Le box des accusés, Mohamed Abrini, Salah Abdeslam et d'autres accusés échangent des sourires à leur arrivée


Mohamed Abrini, dit "l'homme au chapeau"


Salah Abdeslam 

Le compte-rendu de la matinée

Ce vendredi matin, tous les accusés détenus étaient présents dans le box. Osama Krayem n'a pas voulu rester. Il a quitté la salle. Salah Abdeslam a ensuite demandé la parole pour revenir sur son transfert. La présidente lui dit qu’il aura la parole en milieu de journée après le premier témoignage du jour. "Dans ce cas-là, je ne veux pas rester. Je veux quitter le box", a-t-il dit, avant de quitter la salle.

A 9h30, le Major Nicolas Jalet, responsable des pompiers de Bruxelles, a pris la parole. Il a fait un état des lieux des services de secours de Bruxelles. Il a expliqué comment ils sont intervenus le 22 mars. À quel moment précis? Comment ont-ils évacué les blessés et géré cette journée? Puis, les premières images ont été diffusées. "Il y aura des photos difficiles", a prévenu la présidente. Silence total dans la salle…

A Zaventem d’abord, le responsable des pompiers a raconté cette scène qui bouleverse encore les secours qui sont intervenus ce jour-là sur place. Celle de deux bébés, deux enfants, qui sont sur leur mère dans le hall de départ de l’aéroport. En pleurs. "Une image horrible. Une situation insupportable. Un état de confusion total", dit le responsable des pompiers. 

Puis il a abordé l’attentat à Maelbeek. Il est arrivé personnellement sur place moins de 14 minutes après l’explosion. "Quand nous entrons vers 9h20 dans la station, il y a des fumées lourdes. Une odeur âcre. Un état de silence absolu. Tout est très calme", raconte-t-il.

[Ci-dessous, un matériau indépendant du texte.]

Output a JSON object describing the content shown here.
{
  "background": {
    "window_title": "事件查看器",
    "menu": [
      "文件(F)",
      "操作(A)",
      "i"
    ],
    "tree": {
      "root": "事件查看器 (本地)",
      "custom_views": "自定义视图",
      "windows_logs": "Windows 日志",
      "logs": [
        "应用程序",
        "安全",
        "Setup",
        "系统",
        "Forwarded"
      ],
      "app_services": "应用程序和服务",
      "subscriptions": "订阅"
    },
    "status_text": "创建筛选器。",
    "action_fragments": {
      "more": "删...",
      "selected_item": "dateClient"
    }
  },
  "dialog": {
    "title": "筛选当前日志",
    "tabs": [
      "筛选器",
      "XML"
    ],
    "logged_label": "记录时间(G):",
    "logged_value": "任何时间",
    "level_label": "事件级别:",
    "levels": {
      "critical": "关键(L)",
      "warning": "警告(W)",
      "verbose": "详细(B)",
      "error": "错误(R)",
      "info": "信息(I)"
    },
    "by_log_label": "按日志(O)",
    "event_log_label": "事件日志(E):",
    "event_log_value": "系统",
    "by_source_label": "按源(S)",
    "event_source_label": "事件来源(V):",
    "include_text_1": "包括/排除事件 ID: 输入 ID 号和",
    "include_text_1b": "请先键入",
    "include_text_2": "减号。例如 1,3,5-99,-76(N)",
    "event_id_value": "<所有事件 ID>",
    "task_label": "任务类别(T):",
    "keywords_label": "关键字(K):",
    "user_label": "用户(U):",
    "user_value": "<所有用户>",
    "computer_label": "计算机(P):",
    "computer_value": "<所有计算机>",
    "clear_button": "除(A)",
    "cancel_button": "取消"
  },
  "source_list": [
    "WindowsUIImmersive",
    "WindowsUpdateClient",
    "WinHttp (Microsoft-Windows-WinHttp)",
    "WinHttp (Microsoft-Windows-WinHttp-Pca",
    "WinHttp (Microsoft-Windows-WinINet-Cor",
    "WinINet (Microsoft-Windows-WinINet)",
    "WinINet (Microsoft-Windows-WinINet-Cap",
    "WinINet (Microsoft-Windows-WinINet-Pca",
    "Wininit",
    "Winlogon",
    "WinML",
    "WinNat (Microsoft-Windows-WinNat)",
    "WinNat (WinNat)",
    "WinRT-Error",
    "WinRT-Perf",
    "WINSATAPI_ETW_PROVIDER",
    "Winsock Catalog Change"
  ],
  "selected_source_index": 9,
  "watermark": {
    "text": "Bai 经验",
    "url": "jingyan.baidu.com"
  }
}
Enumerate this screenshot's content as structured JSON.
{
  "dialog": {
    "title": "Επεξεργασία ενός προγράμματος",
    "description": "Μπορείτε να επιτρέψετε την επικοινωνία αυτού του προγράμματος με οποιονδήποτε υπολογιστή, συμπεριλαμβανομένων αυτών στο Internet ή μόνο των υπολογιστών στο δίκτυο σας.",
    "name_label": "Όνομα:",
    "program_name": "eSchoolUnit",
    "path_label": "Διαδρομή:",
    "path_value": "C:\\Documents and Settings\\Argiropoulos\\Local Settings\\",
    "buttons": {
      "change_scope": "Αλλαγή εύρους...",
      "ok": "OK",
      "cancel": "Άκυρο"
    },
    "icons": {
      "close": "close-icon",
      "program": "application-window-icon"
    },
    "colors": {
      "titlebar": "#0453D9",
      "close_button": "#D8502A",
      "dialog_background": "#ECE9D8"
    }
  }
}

Il a poursuivi: "Le chauffeur du métro était sur le quai. C’était pour moi le héros de cette journée. Il était le dernier à être évacué. Il était comme un capitaine à bord de son navire. Il m’a dit: il n’y a plus de victimes à l’intérieur de la rame."

Un témoignage fort qui a fait revivre l’horreur de cette journée du 22 mars 2016.